Coesfeld/Düsseldorf - Die akute Wirtschaftskrise schlägt durch auf die NRW-Kommunen: Die Gewerbesteuereinnahmen sind in den ersten drei Monaten gegenüber dem Vorjahresquartal im Schnitt um 10 Prozent eingebrochen. Die Gemeinden kassierten 250 Millionen Euro weniger Steuern.

Innenstaatssekretär Manfred Palmen (CDU) berichtete allerdings in der CDU-Fraktion von „erstaunlichen Unterschieden“. Während Städte wie Hagen (-63 Prozent), Gelsenkirchen (-72 Prozent) und Krefeld (-64 Prozent) sehr starke Einbußen verzeichnen, melden Kommunen wie Bonn (+50 Prozent), Düsseldorf und Duisburg sogar starke Steuerzuwächse. In den Kreisen legten Neuss, Minden-Lübbecke und Soest stark zu, Ennepe-Ruhr, Coesfeld und Höxter verloren erheblich. Oft reißt die Insolvenz einzelner Großbetriebe tiefe Löcher in die Kassen.

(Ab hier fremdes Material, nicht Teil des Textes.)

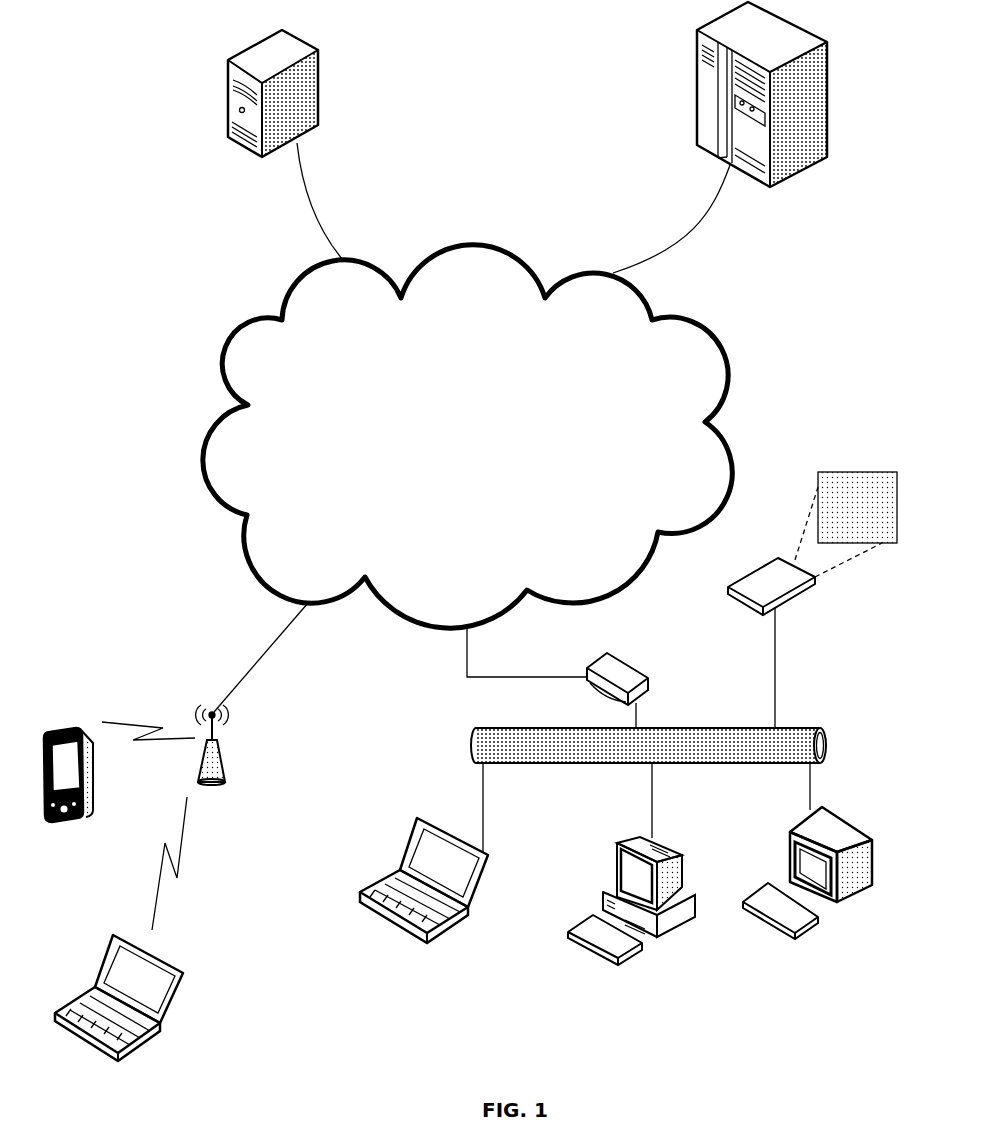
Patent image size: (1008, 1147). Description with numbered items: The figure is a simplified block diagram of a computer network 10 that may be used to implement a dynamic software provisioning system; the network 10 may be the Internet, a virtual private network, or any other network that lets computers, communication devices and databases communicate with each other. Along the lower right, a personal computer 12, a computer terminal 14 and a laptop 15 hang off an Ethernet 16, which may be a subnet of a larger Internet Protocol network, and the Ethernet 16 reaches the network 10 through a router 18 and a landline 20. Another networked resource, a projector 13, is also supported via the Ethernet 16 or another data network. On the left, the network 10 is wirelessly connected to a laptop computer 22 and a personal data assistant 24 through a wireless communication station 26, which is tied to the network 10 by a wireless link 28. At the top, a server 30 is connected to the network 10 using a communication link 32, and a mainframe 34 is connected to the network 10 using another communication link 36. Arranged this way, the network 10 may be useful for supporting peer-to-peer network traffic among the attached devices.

The network 10 is at (165, 322).
The personal computer 12 is at (603, 902).
The projector 13 is at (787, 607).
The computer terminal 14 is at (857, 828).
The laptop 15 is at (405, 848).
The Ethernet 16 is at (817, 727).
The router 18 is at (648, 677).
The landline 20 is at (475, 682).
The laptop computer 22 is at (137, 1050).
The personal data assistant 24 is at (72, 730).
The wireless communication station 26 is at (225, 778).
The wireless link 28 is at (257, 663).
The server 30 is at (318, 92).
The communication link 32 is at (325, 235).
The mainframe 34 is at (785, 180).
The communication link 36 is at (697, 222).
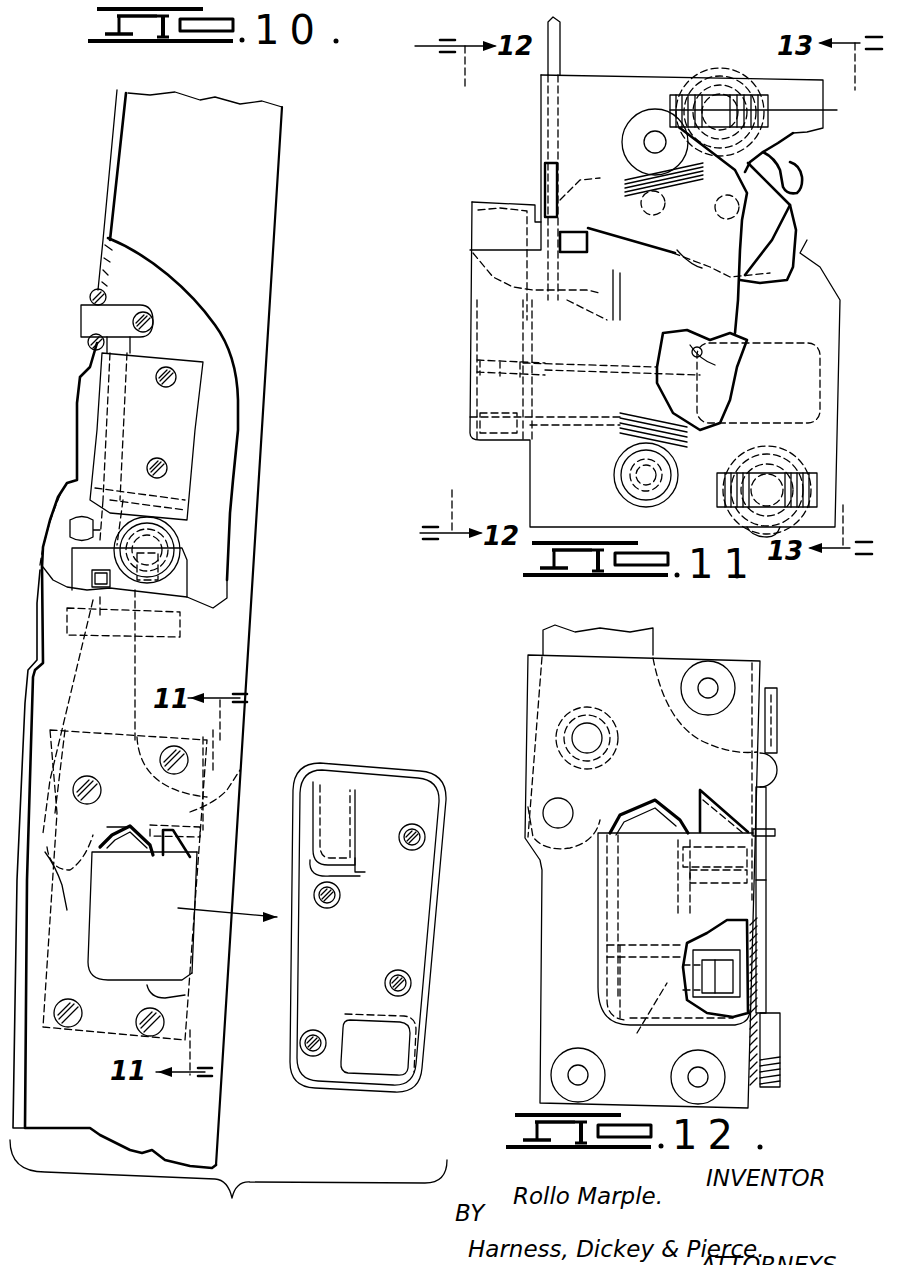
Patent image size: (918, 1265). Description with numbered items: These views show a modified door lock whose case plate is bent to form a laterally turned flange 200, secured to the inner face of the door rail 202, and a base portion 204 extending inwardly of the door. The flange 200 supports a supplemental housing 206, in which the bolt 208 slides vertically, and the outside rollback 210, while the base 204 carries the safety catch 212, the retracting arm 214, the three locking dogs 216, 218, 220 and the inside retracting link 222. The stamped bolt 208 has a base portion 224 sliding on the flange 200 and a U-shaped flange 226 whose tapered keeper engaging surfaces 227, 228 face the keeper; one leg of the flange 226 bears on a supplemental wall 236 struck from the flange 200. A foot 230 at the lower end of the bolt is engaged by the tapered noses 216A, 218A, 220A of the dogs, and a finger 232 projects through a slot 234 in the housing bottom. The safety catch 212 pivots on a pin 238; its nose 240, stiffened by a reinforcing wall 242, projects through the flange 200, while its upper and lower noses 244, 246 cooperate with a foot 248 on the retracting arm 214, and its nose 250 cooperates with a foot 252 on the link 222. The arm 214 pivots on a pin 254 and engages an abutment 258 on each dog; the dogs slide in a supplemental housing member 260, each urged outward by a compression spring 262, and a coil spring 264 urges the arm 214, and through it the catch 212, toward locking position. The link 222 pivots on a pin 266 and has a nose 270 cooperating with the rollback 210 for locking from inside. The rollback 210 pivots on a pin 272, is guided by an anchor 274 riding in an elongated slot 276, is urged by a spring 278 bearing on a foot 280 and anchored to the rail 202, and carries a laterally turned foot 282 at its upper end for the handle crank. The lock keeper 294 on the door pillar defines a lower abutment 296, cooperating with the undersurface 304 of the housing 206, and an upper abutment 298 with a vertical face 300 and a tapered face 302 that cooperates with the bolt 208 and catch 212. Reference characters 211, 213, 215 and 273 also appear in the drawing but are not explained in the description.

Palmen sagte den Kommunen und Kreisen insgesamt ein „schweres Jahr 2009“ voraus. Arme Kommunen unter Haushaltskontrolle stünden vor erheblichen Etatproblemen. „Die Gemeinden müssen aber mit den Steuereinnahmen auskommen. Es gibt keine Hilfsmöglichkeit“, sagte Palmen.

Auch Finanzminister Helmut Linssen meldet für die ersten vier Monate einen Rückgang um drei Prozent bei den Steuereinnahmen des Landes.